Getting Your Own Party On Board
Celinda Lake is a Democratic strategist who has worked for senators, governors and members of Congress. She is involved in the health care issue, working for a number of groups and labor unions promoting health care reform.
There's no easy or good way to do health care reform. Obviously, there are real enemies to reform, so it's really tough no matter now you do it. The advantage of getting the legislation from the House and Senate is that you get Congressional buy-in, rather than having some members of your own party oppose you from the start.
The flipside is, it's harder to get the message out and harder to control the message. And we've suffered from having the message scattered with so many versions out there rather than one version.
It's a trade-off. Not having one version out allows President Obama to keep the dialogue on principles and preserves the popularity of the main spokesperson a bit longer. And it prevents his own party from being divided from day one. But I think maybe the president's team overlearned the lessons from 1994 and underestimated the difficulties of this approach.
Of course, there was going to be a fight no matter what. I think the president does have his own plan. And he will have to give clear direction when the legislation gets into House-Senate conference.
He Hasn't Made the Case
Karlyn K. Campbell, a professor of communication studies at the University of Minnesota, Minneapolis, is the co-author of "Deeds Done in Words: Presidential Rhetoric and the Genres of Governance."
President Obama did not make a mistake. If he had laid out a specific plan, members of Congress who have struggled toward a compromise would rightly feel cheated. His mistake has been not to make the case that we cannot afford to go on as we are.

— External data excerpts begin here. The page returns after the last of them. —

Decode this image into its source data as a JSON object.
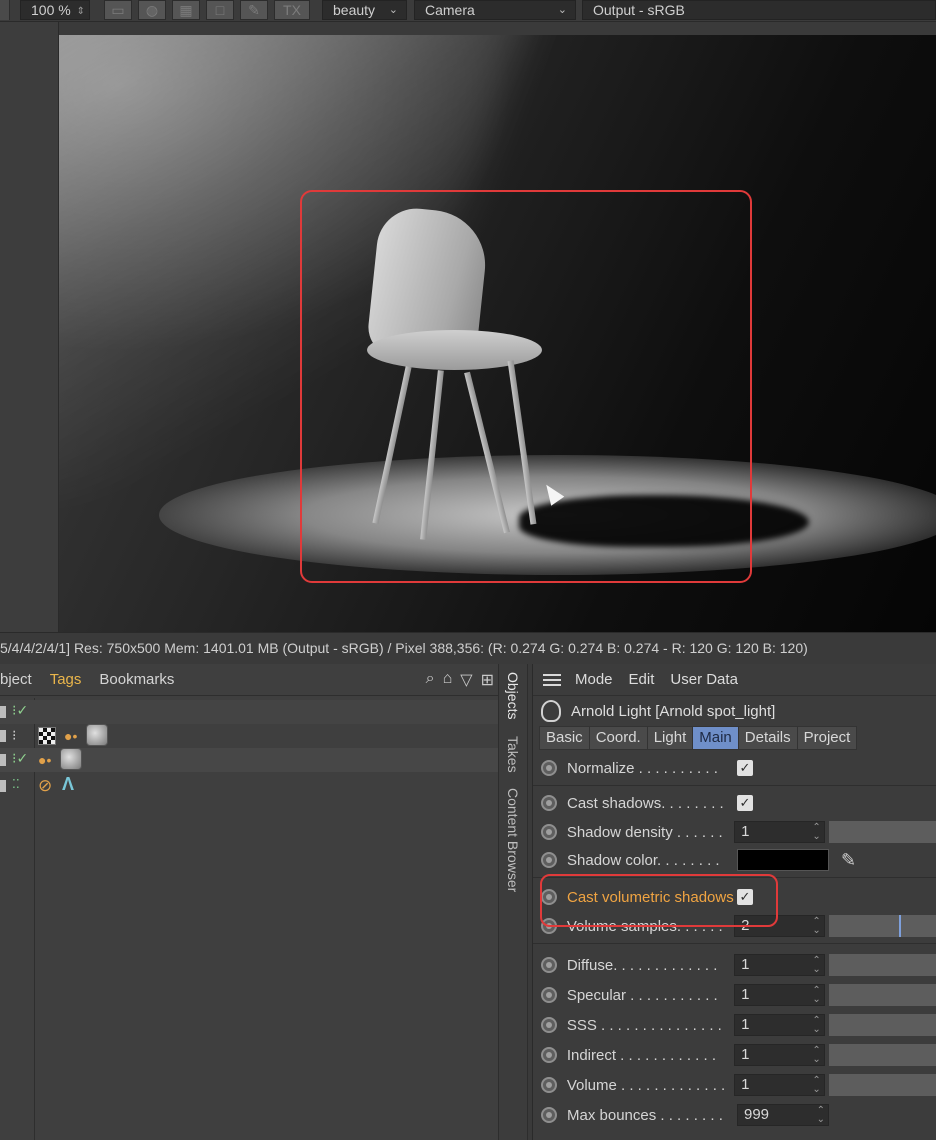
{
  "toolbar": {
    "zoom": "100 %",
    "disabled_button": "TX",
    "layer_dropdown": "beauty",
    "camera_dropdown": "Camera",
    "output_dropdown": "Output - sRGB"
  },
  "status_bar": {
    "text": "5/4/4/2/4/1]  Res: 750x500  Mem: 1401.01 MB  (Output - sRGB) / Pixel 388,356: (R: 0.274 G: 0.274 B: 0.274 - R: 120 G: 120 B: 120)"
  },
  "object_manager": {
    "menu": [
      "Object",
      "Tags",
      "Bookmarks"
    ],
    "menu_display": [
      "bject",
      "Tags",
      "Bookmarks"
    ]
  },
  "side_tabs": [
    "Objects",
    "Takes",
    "Content Browser"
  ],
  "attribute_manager": {
    "menu": [
      "Mode",
      "Edit",
      "User Data"
    ],
    "title": "Arnold Light [Arnold spot_light]",
    "tabs": [
      "Basic",
      "Coord.",
      "Light",
      "Main",
      "Details",
      "Project"
    ],
    "active_tab": "Main",
    "params": [
      {
        "label": "Normalize . . . . . . . . . .",
        "type": "check",
        "checked": true
      },
      {
        "label": "Cast shadows. . . . . . . .",
        "type": "check",
        "checked": true
      },
      {
        "label": "Shadow density . . . . . .",
        "type": "number",
        "value": "1"
      },
      {
        "label": "Shadow color. . . . . . . .",
        "type": "color",
        "value": "#000000"
      },
      {
        "label": "Cast volumetric shadows",
        "type": "check",
        "checked": true,
        "highlight": true
      },
      {
        "label": "Volume samples. . . . . .",
        "type": "number",
        "value": "2"
      },
      {
        "label": "Diffuse. . . . . . . . . . . . .",
        "type": "number",
        "value": "1"
      },
      {
        "label": "Specular  . . . . . . . . . . .",
        "type": "number",
        "value": "1"
      },
      {
        "label": "SSS  . . . . . . . . . . . . . . .",
        "type": "number",
        "value": "1"
      },
      {
        "label": "Indirect  . . . . . . . . . . . .",
        "type": "number",
        "value": "1"
      },
      {
        "label": "Volume . . . . . . . . . . . . .",
        "type": "number",
        "value": "1"
      },
      {
        "label": "Max bounces . . . . . . . .",
        "type": "number",
        "value": "999"
      }
    ]
  },
  "colors": {
    "highlight_red": "#e03a3a",
    "tab_active": "#6f8fc9",
    "tags_yellow": "#e9b54b",
    "param_orange": "#f0a442"
  }
}
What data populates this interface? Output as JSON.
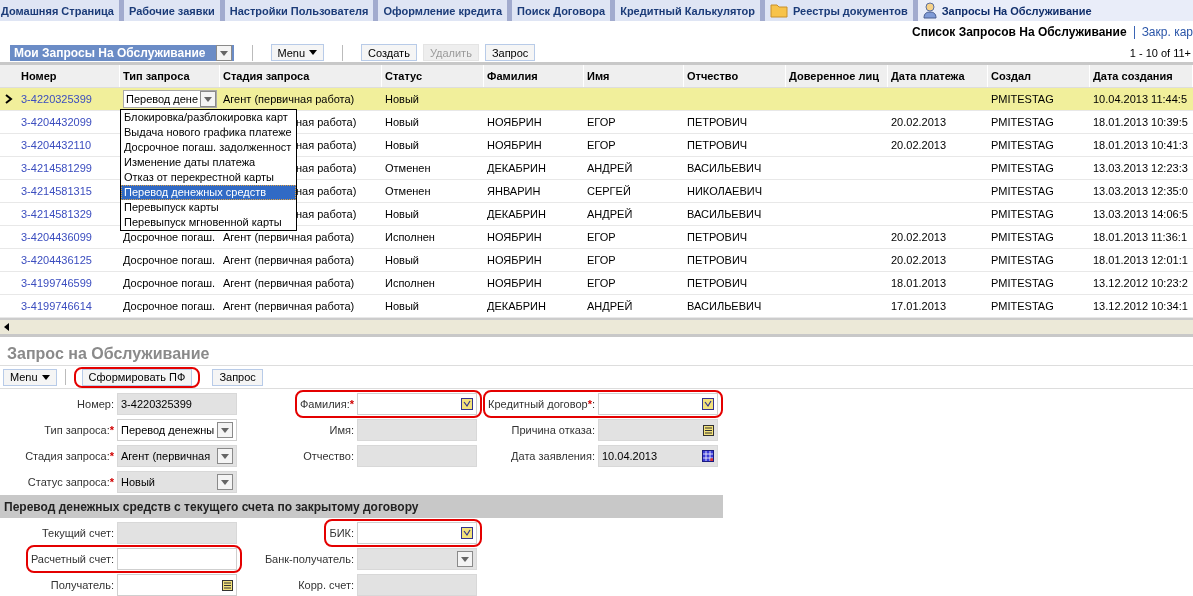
{
  "tabs": [
    {
      "label": "Домашняя Страница",
      "selected": false,
      "kind": "plain"
    },
    {
      "label": "Рабочие заявки",
      "selected": false,
      "kind": "plain"
    },
    {
      "label": "Настройки Пользователя",
      "selected": false,
      "kind": "plain"
    },
    {
      "label": "Оформление кредита",
      "selected": false,
      "kind": "plain"
    },
    {
      "label": "Поиск Договора",
      "selected": false,
      "kind": "plain"
    },
    {
      "label": "Кредитный Калькулятор",
      "selected": false,
      "kind": "plain"
    },
    {
      "label": "Реестры документов",
      "selected": false,
      "kind": "folder"
    },
    {
      "label": "Запросы На Обслуживание",
      "selected": true,
      "kind": "person"
    }
  ],
  "breadcrumb": {
    "current": "Список Запросов На Обслуживание",
    "link": "Закр. кар"
  },
  "list_toolbar": {
    "view": "Мои Запросы На Обслуживание",
    "menu": "Menu",
    "buttons": [
      {
        "label": "Создать",
        "disabled": false
      },
      {
        "label": "Удалить",
        "disabled": true
      },
      {
        "label": "Запрос",
        "disabled": false
      }
    ],
    "pager": "1 - 10 of 11+"
  },
  "table": {
    "columns": [
      "Номер",
      "Тип запроса",
      "Стадия запроса",
      "Статус",
      "Фамилия",
      "Имя",
      "Отчество",
      "Доверенное лиц",
      "Дата платежа",
      "Создал",
      "Дата создания"
    ],
    "rows": [
      {
        "selected": true,
        "editing": true,
        "number": "3-4220325399",
        "type": "Перевод дене",
        "stage": "Агент (первичная работа)",
        "status": "Новый",
        "created_by": "PMITESTAG",
        "created_at": "10.04.2013 11:44:5"
      },
      {
        "selected": false,
        "editing": false,
        "partly_covered": true,
        "number": "3-4204432099",
        "stage": "ная работа)",
        "status": "Новый",
        "surname": "НОЯБРИН",
        "name": "ЕГОР",
        "patronymic": "ПЕТРОВИЧ",
        "payment_date": "20.02.2013",
        "created_by": "PMITESTAG",
        "created_at": "18.01.2013 10:39:5"
      },
      {
        "selected": false,
        "editing": false,
        "partly_covered": true,
        "number": "3-4204432110",
        "stage": "ная работа)",
        "status": "Новый",
        "surname": "НОЯБРИН",
        "name": "ЕГОР",
        "patronymic": "ПЕТРОВИЧ",
        "payment_date": "20.02.2013",
        "created_by": "PMITESTAG",
        "created_at": "18.01.2013 10:41:3"
      },
      {
        "selected": false,
        "editing": false,
        "partly_covered": true,
        "number": "3-4214581299",
        "stage": "ная работа)",
        "status": "Отменен",
        "surname": "ДЕКАБРИН",
        "name": "АНДРЕЙ",
        "patronymic": "ВАСИЛЬЕВИЧ",
        "created_by": "PMITESTAG",
        "created_at": "13.03.2013 12:23:3"
      },
      {
        "selected": false,
        "editing": false,
        "partly_covered": true,
        "number": "3-4214581315",
        "stage": "ная работа)",
        "status": "Отменен",
        "surname": "ЯНВАРИН",
        "name": "СЕРГЕЙ",
        "patronymic": "НИКОЛАЕВИЧ",
        "created_by": "PMITESTAG",
        "created_at": "13.03.2013 12:35:0"
      },
      {
        "selected": false,
        "editing": false,
        "partly_covered": true,
        "number": "3-4214581329",
        "stage": "ная работа)",
        "status": "Новый",
        "surname": "ДЕКАБРИН",
        "name": "АНДРЕЙ",
        "patronymic": "ВАСИЛЬЕВИЧ",
        "created_by": "PMITESTAG",
        "created_at": "13.03.2013 14:06:5"
      },
      {
        "selected": false,
        "editing": false,
        "number": "3-4204436099",
        "type": "Досрочное погаш.",
        "stage": "Агент (первичная работа)",
        "status": "Исполнен",
        "surname": "НОЯБРИН",
        "name": "ЕГОР",
        "patronymic": "ПЕТРОВИЧ",
        "payment_date": "20.02.2013",
        "created_by": "PMITESTAG",
        "created_at": "18.01.2013 11:36:1"
      },
      {
        "selected": false,
        "editing": false,
        "number": "3-4204436125",
        "type": "Досрочное погаш.",
        "stage": "Агент (первичная работа)",
        "status": "Новый",
        "surname": "НОЯБРИН",
        "name": "ЕГОР",
        "patronymic": "ПЕТРОВИЧ",
        "payment_date": "20.02.2013",
        "created_by": "PMITESTAG",
        "created_at": "18.01.2013 12:01:1"
      },
      {
        "selected": false,
        "editing": false,
        "number": "3-4199746599",
        "type": "Досрочное погаш.",
        "stage": "Агент (первичная работа)",
        "status": "Исполнен",
        "surname": "НОЯБРИН",
        "name": "ЕГОР",
        "patronymic": "ПЕТРОВИЧ",
        "payment_date": "18.01.2013",
        "created_by": "PMITESTAG",
        "created_at": "13.12.2012 10:23:2"
      },
      {
        "selected": false,
        "editing": false,
        "number": "3-4199746614",
        "type": "Досрочное погаш.",
        "stage": "Агент (первичная работа)",
        "status": "Новый",
        "surname": "ДЕКАБРИН",
        "name": "АНДРЕЙ",
        "patronymic": "ВАСИЛЬЕВИЧ",
        "payment_date": "17.01.2013",
        "created_by": "PMITESTAG",
        "created_at": "13.12.2012 10:34:1"
      }
    ],
    "dropdown": [
      {
        "label": "Блокировка/разблокировка карт",
        "selected": false
      },
      {
        "label": "Выдача нового графика платеже",
        "selected": false
      },
      {
        "label": "Досрочное погаш. задолженност",
        "selected": false
      },
      {
        "label": "Изменение даты платежа",
        "selected": false
      },
      {
        "label": "Отказ от перекрестной карты",
        "selected": false
      },
      {
        "label": "Перевод денежных средств",
        "selected": true
      },
      {
        "label": "Перевыпуск карты",
        "selected": false
      },
      {
        "label": "Перевыпуск мгновенной карты",
        "selected": false
      }
    ]
  },
  "form": {
    "title": "Запрос на Обслуживание",
    "menu": "Menu",
    "buttons": [
      {
        "label": "Сформировать ПФ",
        "highlighted": true
      },
      {
        "label": "Запрос",
        "highlighted": false
      }
    ],
    "sections": [
      {
        "columns": [
          [
            {
              "label": "Номер:",
              "kind": "text",
              "readonly": true,
              "highlighted": false,
              "value": "3-4220325399"
            },
            {
              "label": "Тип запроса:",
              "required_mark": "*",
              "kind": "select",
              "readonly": false,
              "highlighted": false,
              "value": "Перевод денежны"
            },
            {
              "label": "Стадия запроса:",
              "required_mark": "*",
              "kind": "select",
              "readonly": true,
              "highlighted": false,
              "value": "Агент (первичная"
            },
            {
              "label": "Статус запроса:",
              "required_mark": "*",
              "kind": "select",
              "readonly": true,
              "highlighted": false,
              "value": "Новый"
            }
          ],
          [
            {
              "label": "Фамилия:",
              "required_mark": "*",
              "kind": "lookup",
              "readonly": false,
              "highlighted": true
            },
            {
              "label": "Имя:",
              "kind": "text",
              "readonly": true,
              "highlighted": false
            },
            {
              "label": "Отчество:",
              "kind": "text",
              "readonly": true,
              "highlighted": false
            }
          ],
          [
            {
              "label": "Кредитный договор",
              "required_mark": "*",
              "label_suffix": ":",
              "kind": "lookup",
              "readonly": false,
              "highlighted": true
            },
            {
              "label": "Причина отказа:",
              "kind": "list",
              "readonly": true,
              "highlighted": false
            },
            {
              "label": "Дата заявления:",
              "kind": "date",
              "readonly": true,
              "highlighted": false,
              "value": "10.04.2013"
            }
          ]
        ]
      },
      {
        "title": "Перевод денежных средств с текущего счета по закрытому договору",
        "columns": [
          [
            {
              "label": "Текущий счет:",
              "kind": "text",
              "readonly": true,
              "highlighted": false
            },
            {
              "label": "Расчетный счет:",
              "kind": "text",
              "readonly": false,
              "highlighted": true
            },
            {
              "label": "Получатель:",
              "kind": "list",
              "readonly": false,
              "highlighted": false
            }
          ],
          [
            {
              "label": "БИК:",
              "kind": "lookup",
              "readonly": false,
              "highlighted": true
            },
            {
              "label": "Банк-получатель:",
              "kind": "select",
              "readonly": true,
              "highlighted": false
            },
            {
              "label": "Корр. счет:",
              "kind": "text",
              "readonly": true,
              "highlighted": false
            }
          ]
        ]
      }
    ]
  }
}
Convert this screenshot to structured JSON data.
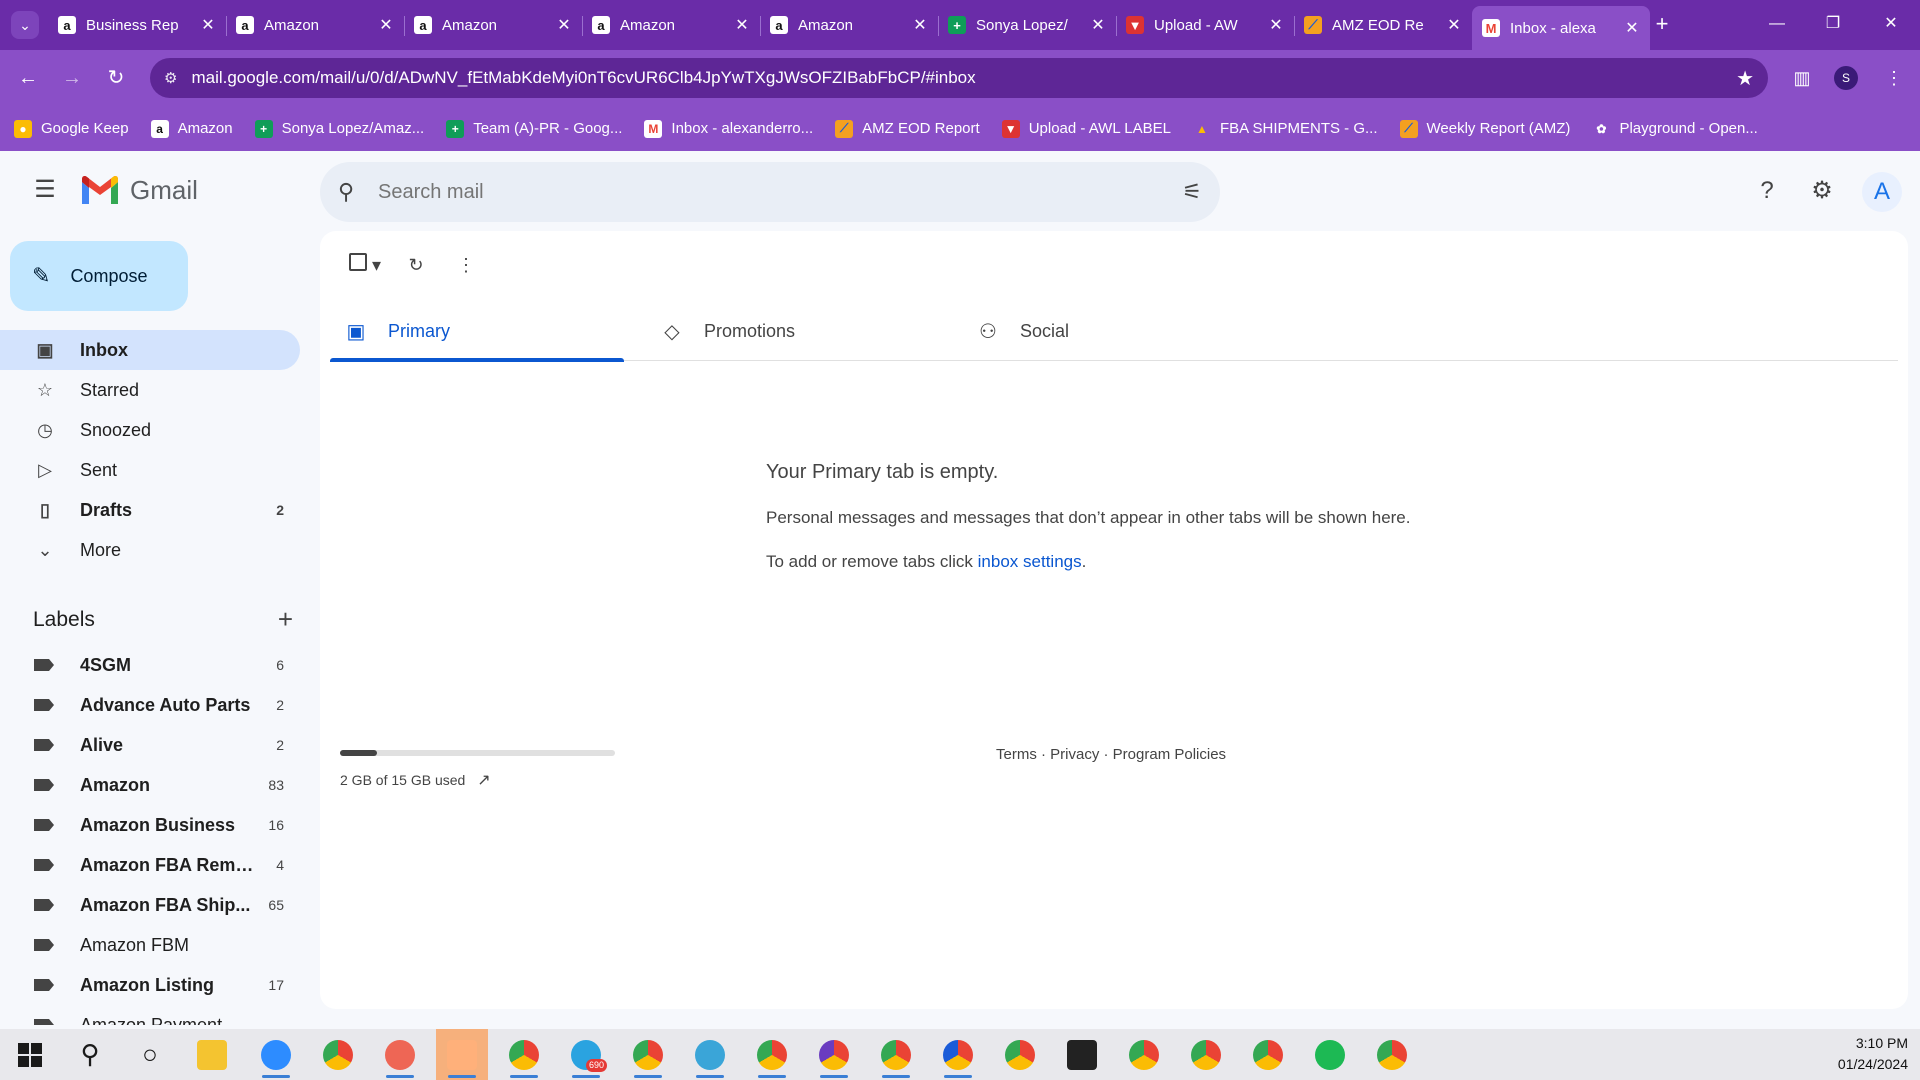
{
  "browser": {
    "tabs": [
      {
        "title": "Business Rep",
        "favicon": "amazon-icon"
      },
      {
        "title": "Amazon",
        "favicon": "amazon-icon"
      },
      {
        "title": "Amazon",
        "favicon": "amazon-icon"
      },
      {
        "title": "Amazon",
        "favicon": "amazon-icon"
      },
      {
        "title": "Amazon",
        "favicon": "amazon-icon"
      },
      {
        "title": "Sonya Lopez/",
        "favicon": "sheets-icon"
      },
      {
        "title": "Upload - AW",
        "favicon": "awl-icon"
      },
      {
        "title": "AMZ EOD Re",
        "favicon": "report-icon"
      },
      {
        "title": "Inbox - alexa",
        "favicon": "gmail-icon"
      }
    ],
    "active_tab_index": 8,
    "url": "mail.google.com/mail/u/0/d/ADwNV_fEtMabKdeMyi0nT6cvUR6Clb4JpYwTXgJWsOFZIBabFbCP/#inbox",
    "profile_initial": "S",
    "bookmarks": [
      {
        "label": "Google Keep",
        "icon": "keep-icon"
      },
      {
        "label": "Amazon",
        "icon": "amazon-icon"
      },
      {
        "label": "Sonya Lopez/Amaz...",
        "icon": "sheets-icon"
      },
      {
        "label": "Team (A)-PR - Goog...",
        "icon": "sheets-icon"
      },
      {
        "label": "Inbox - alexanderro...",
        "icon": "gmail-icon"
      },
      {
        "label": "AMZ EOD Report",
        "icon": "report-icon"
      },
      {
        "label": "Upload - AWL LABEL",
        "icon": "awl-icon"
      },
      {
        "label": "FBA SHIPMENTS - G...",
        "icon": "drive-icon"
      },
      {
        "label": "Weekly Report (AMZ)",
        "icon": "report-icon"
      },
      {
        "label": "Playground - Open...",
        "icon": "openai-icon"
      }
    ]
  },
  "gmail": {
    "logo_text": "Gmail",
    "search_placeholder": "Search mail",
    "avatar_initial": "A",
    "compose_label": "Compose",
    "nav": [
      {
        "label": "Inbox",
        "icon": "inbox-icon",
        "count": ""
      },
      {
        "label": "Starred",
        "icon": "star-icon",
        "count": ""
      },
      {
        "label": "Snoozed",
        "icon": "clock-icon",
        "count": ""
      },
      {
        "label": "Sent",
        "icon": "send-icon",
        "count": ""
      },
      {
        "label": "Drafts",
        "icon": "draft-icon",
        "count": "2"
      },
      {
        "label": "More",
        "icon": "chevron-down-icon",
        "count": ""
      }
    ],
    "labels_title": "Labels",
    "labels": [
      {
        "label": "4SGM",
        "count": "6",
        "bold": true
      },
      {
        "label": "Advance Auto Parts",
        "count": "2",
        "bold": true
      },
      {
        "label": "Alive",
        "count": "2",
        "bold": true
      },
      {
        "label": "Amazon",
        "count": "83",
        "bold": true
      },
      {
        "label": "Amazon Business",
        "count": "16",
        "bold": true
      },
      {
        "label": "Amazon FBA Remo...",
        "count": "4",
        "bold": true
      },
      {
        "label": "Amazon FBA Ship...",
        "count": "65",
        "bold": true
      },
      {
        "label": "Amazon FBM",
        "count": "",
        "bold": false
      },
      {
        "label": "Amazon Listing",
        "count": "17",
        "bold": true
      },
      {
        "label": "Amazon Payment",
        "count": "",
        "bold": false
      }
    ],
    "tabs": [
      {
        "label": "Primary",
        "icon": "inbox-tab-icon"
      },
      {
        "label": "Promotions",
        "icon": "tag-icon"
      },
      {
        "label": "Social",
        "icon": "people-icon"
      }
    ],
    "empty": {
      "title": "Your Primary tab is empty.",
      "line1": "Personal messages and messages that don’t appear in other tabs will be shown here.",
      "line2_prefix": "To add or remove tabs click ",
      "line2_link": "inbox settings",
      "line2_suffix": "."
    },
    "storage": {
      "text": "2 GB of 15 GB used",
      "used_fraction": 0.133
    },
    "footer": "Terms · Privacy · Program Policies"
  },
  "taskbar": {
    "time": "3:10 PM",
    "date": "01/24/2024",
    "telegram_badge": "690"
  }
}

Until the public understands the escalating financial crisis of the status quo, there won't be popular support for any substantial change.
Medicare and Medicaid contribute substantially to federal deficits, and state governments have cut these programs because of budget shortfalls. The costs of employer-provided health insurance rise steadily, partly because of payments based on fee for service.
Much of the public seems to not understand the escalating financial crisis of the status quo. Until they do, there won't be popular support for any substantial change, and President Obama has not made this case.